A vestige of the traditions is retained in the custom of a new Honinbo taking a new name upon his accession. To give one example, Kato Masao became Honinbo Kensei while he was the holder and, to add gravitas, decided to use an old form of the character for Ken (sword).
In his case the name was an allusion to his nickname as the Assassin, but others may choose names that allude to teachers or people they admire. Perhaps because the Honinbo is so bound up with Japanese tradition, foreign-born winners have so far declined to adopt this custom, and since Cho Chikun (and now Cho Sonjin) have held the title for so long, the custom is in danger of dying out.

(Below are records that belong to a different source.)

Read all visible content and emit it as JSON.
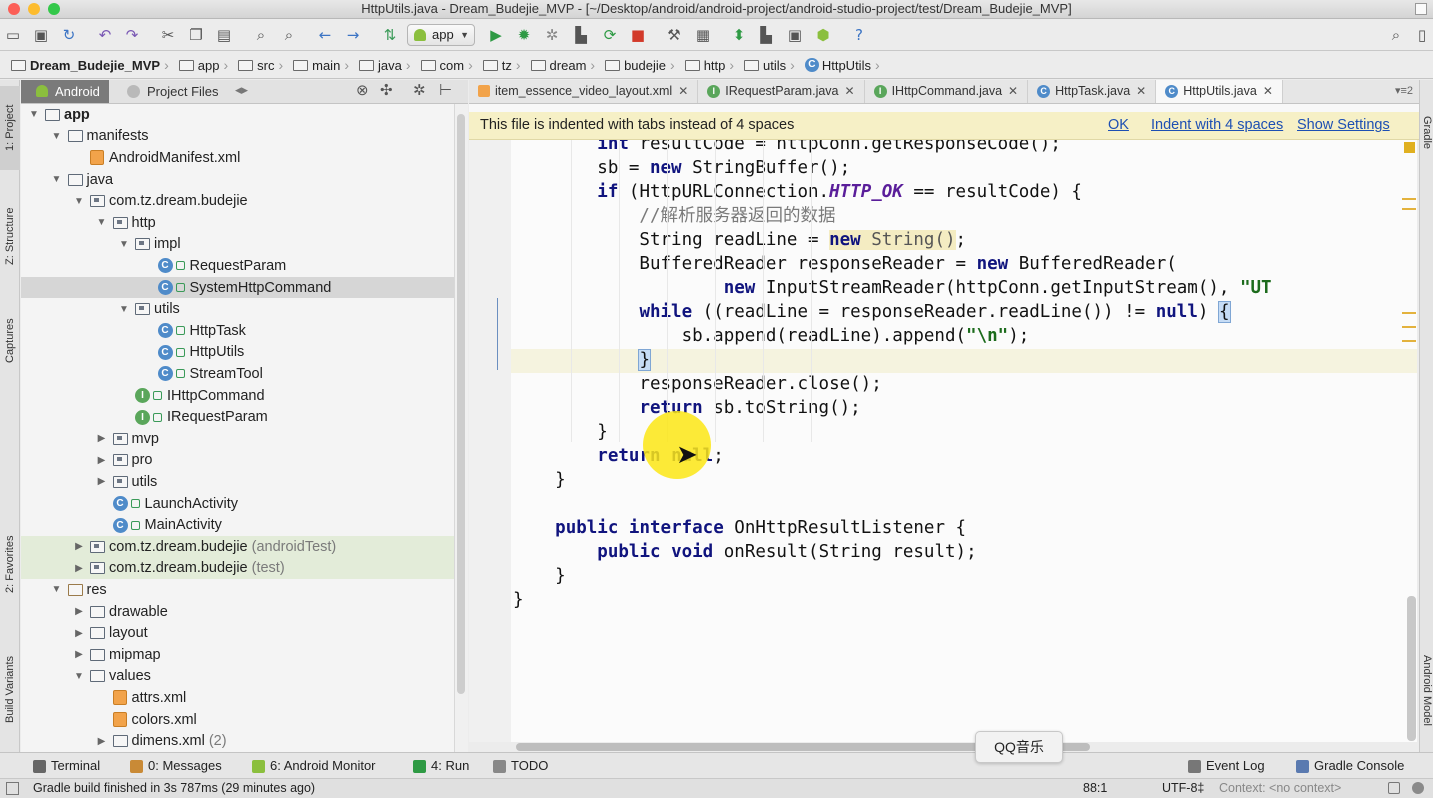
{
  "window": {
    "title": "HttpUtils.java - Dream_Budejie_MVP - [~/Desktop/android/android-project/android-studio-project/test/Dream_Budejie_MVP]"
  },
  "toolbar": {
    "run_config": "app",
    "help": "?"
  },
  "breadcrumbs": [
    "Dream_Budejie_MVP",
    "app",
    "src",
    "main",
    "java",
    "com",
    "tz",
    "dream",
    "budejie",
    "http",
    "utils",
    "HttpUtils"
  ],
  "left_stripe": {
    "project": "1: Project",
    "structure": "Z: Structure",
    "captures": "Captures",
    "favorites": "2: Favorites",
    "build_variants": "Build Variants"
  },
  "right_stripe": {
    "gradle": "Gradle",
    "android_model": "Android Model"
  },
  "project_panel": {
    "view_android": "Android",
    "view_project_files": "Project Files"
  },
  "tree": [
    {
      "label": "app",
      "kind": "module",
      "indent": 0,
      "arrow": "▼"
    },
    {
      "label": "manifests",
      "kind": "folder",
      "indent": 1,
      "arrow": "▼"
    },
    {
      "label": "AndroidManifest.xml",
      "kind": "xml",
      "indent": 2,
      "arrow": ""
    },
    {
      "label": "java",
      "kind": "folder",
      "indent": 1,
      "arrow": "▼"
    },
    {
      "label": "com.tz.dream.budejie",
      "kind": "package",
      "indent": 2,
      "arrow": "▼"
    },
    {
      "label": "http",
      "kind": "package",
      "indent": 3,
      "arrow": "▼"
    },
    {
      "label": "impl",
      "kind": "package",
      "indent": 4,
      "arrow": "▼"
    },
    {
      "label": "RequestParam",
      "kind": "class",
      "indent": 5,
      "arrow": ""
    },
    {
      "label": "SystemHttpCommand",
      "kind": "class",
      "indent": 5,
      "arrow": "",
      "selected": true
    },
    {
      "label": "utils",
      "kind": "package",
      "indent": 4,
      "arrow": "▼"
    },
    {
      "label": "HttpTask",
      "kind": "class",
      "indent": 5,
      "arrow": ""
    },
    {
      "label": "HttpUtils",
      "kind": "class",
      "indent": 5,
      "arrow": ""
    },
    {
      "label": "StreamTool",
      "kind": "class",
      "indent": 5,
      "arrow": ""
    },
    {
      "label": "IHttpCommand",
      "kind": "interface",
      "indent": 4,
      "arrow": ""
    },
    {
      "label": "IRequestParam",
      "kind": "interface",
      "indent": 4,
      "arrow": ""
    },
    {
      "label": "mvp",
      "kind": "package",
      "indent": 3,
      "arrow": "▶"
    },
    {
      "label": "pro",
      "kind": "package",
      "indent": 3,
      "arrow": "▶"
    },
    {
      "label": "utils",
      "kind": "package",
      "indent": 3,
      "arrow": "▶"
    },
    {
      "label": "LaunchActivity",
      "kind": "class",
      "indent": 3,
      "arrow": ""
    },
    {
      "label": "MainActivity",
      "kind": "class",
      "indent": 3,
      "arrow": ""
    },
    {
      "label": "com.tz.dream.budejie",
      "kind": "package",
      "indent": 2,
      "arrow": "▶",
      "suffix": "(androidTest)",
      "tinted": true
    },
    {
      "label": "com.tz.dream.budejie",
      "kind": "package",
      "indent": 2,
      "arrow": "▶",
      "suffix": "(test)",
      "tinted": true
    },
    {
      "label": "res",
      "kind": "res",
      "indent": 1,
      "arrow": "▼"
    },
    {
      "label": "drawable",
      "kind": "folder",
      "indent": 2,
      "arrow": "▶"
    },
    {
      "label": "layout",
      "kind": "folder",
      "indent": 2,
      "arrow": "▶"
    },
    {
      "label": "mipmap",
      "kind": "folder",
      "indent": 2,
      "arrow": "▶"
    },
    {
      "label": "values",
      "kind": "folder",
      "indent": 2,
      "arrow": "▼"
    },
    {
      "label": "attrs.xml",
      "kind": "xml",
      "indent": 3,
      "arrow": ""
    },
    {
      "label": "colors.xml",
      "kind": "xml",
      "indent": 3,
      "arrow": ""
    },
    {
      "label": "dimens.xml",
      "kind": "folder",
      "indent": 3,
      "arrow": "▶",
      "suffix": "(2)"
    }
  ],
  "editor_tabs": [
    {
      "label": "item_essence_video_layout.xml",
      "type": "xml"
    },
    {
      "label": "IRequestParam.java",
      "type": "interface"
    },
    {
      "label": "IHttpCommand.java",
      "type": "interface"
    },
    {
      "label": "HttpTask.java",
      "type": "class"
    },
    {
      "label": "HttpUtils.java",
      "type": "class",
      "active": true
    }
  ],
  "banner": {
    "message": "This file is indented with tabs instead of 4 spaces",
    "ok": "OK",
    "indent": "Indent with 4 spaces",
    "settings": "Show Settings"
  },
  "code_lines": [
    "        int resultCode = httpConn.getResponseCode();",
    "        sb = new StringBuffer();",
    "        if (HttpURLConnection.HTTP_OK == resultCode) {",
    "            //解析服务器返回的数据",
    "            String readLine = new String();",
    "            BufferedReader responseReader = new BufferedReader(",
    "                    new InputStreamReader(httpConn.getInputStream(), \"UT",
    "            while ((readLine = responseReader.readLine()) != null) {",
    "                sb.append(readLine).append(\"\\n\");",
    "            }",
    "            responseReader.close();",
    "            return sb.toString();",
    "        }",
    "        return null;",
    "    }",
    "",
    "    public interface OnHttpResultListener {",
    "        public void onResult(String result);",
    "    }",
    "}"
  ],
  "tool_windows": [
    {
      "label": "Terminal"
    },
    {
      "label": "0: Messages"
    },
    {
      "label": "6: Android Monitor"
    },
    {
      "label": "4: Run"
    },
    {
      "label": "TODO"
    },
    {
      "label": "Event Log"
    },
    {
      "label": "Gradle Console"
    }
  ],
  "tooltip": "QQ音乐",
  "status": {
    "message": "Gradle build finished in 3s 787ms (29 minutes ago)",
    "position": "88:1",
    "encoding": "UTF-8‡",
    "context": "Context: <no context>"
  }
}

The name changes are also ignored here. Click here for the list of HONINBO FINALISTS.
FAMOUS MOMENTS (1):
THE ATOM BOMB GAME
Iwamoto Kaoru 7-dan became challenger to Hashimoto Utaro 8-dan in Term 3 in the spring of 1945 but the Nihon Kiin in Nagata-cho in Tokyo had been destroyed in an air raid on 25 May 1945.
Game 1 of the final was played in Hiroshima, though not till late July as there were no train services, at the home of Fujii Jun'ichi, the head of the Hiroshima Branch of the Nihon Ki-in. Even that was a dangerous location because of ordinary air raids, and police banned Game 2 from Hiroshima.
So they moved to a suburban location, the Yoshimi-en, Itsukaichi, Saeki-ku, 10 kilometres from the centre at the urging of sponsor Mr Aoki and played on 4, 5 and 6 August 1945. The hilly surroundings protected them from the blast from the Enola Gay.
The explosion was 5 kilometres away at 8.15 am on 6 August, just before resumption of play on the third day and just after moves up to the second day had been replayed.
Along with referee Segoe Kensaku 8-dan and game recorder Miwa Yoshiro 5-dan, they experienced a flash of light, a huge bang, earthquake-like tremors and broken glass windows, doors blown down. Some people were injured by flying glass and the game was not resumed until after lunch, Hashimoto winning to make the match score 1-1.
But it was not till evening, when streams of survivors from the city reached them, that they realised what they had escaped.
Japan surrendered just over a week later on 15 August and play was resumed in November at Chiba and Tokyo. The match ended at 3-3.
A play off with 4.5 komi was meant to be played but there was no keenness to play it and Hashimoto instead gave up his Honinbo title to the Nihon Ki-in for safekeeping.
The following summer a fresh three-game match was played, the first two moves in Hiroshima as part of a memorial, then the rest, symbolically in the serene surroundings of the vast mountain complex of Buddhist temples on Koyasan south of Osaka (Iwamoto won 2-0).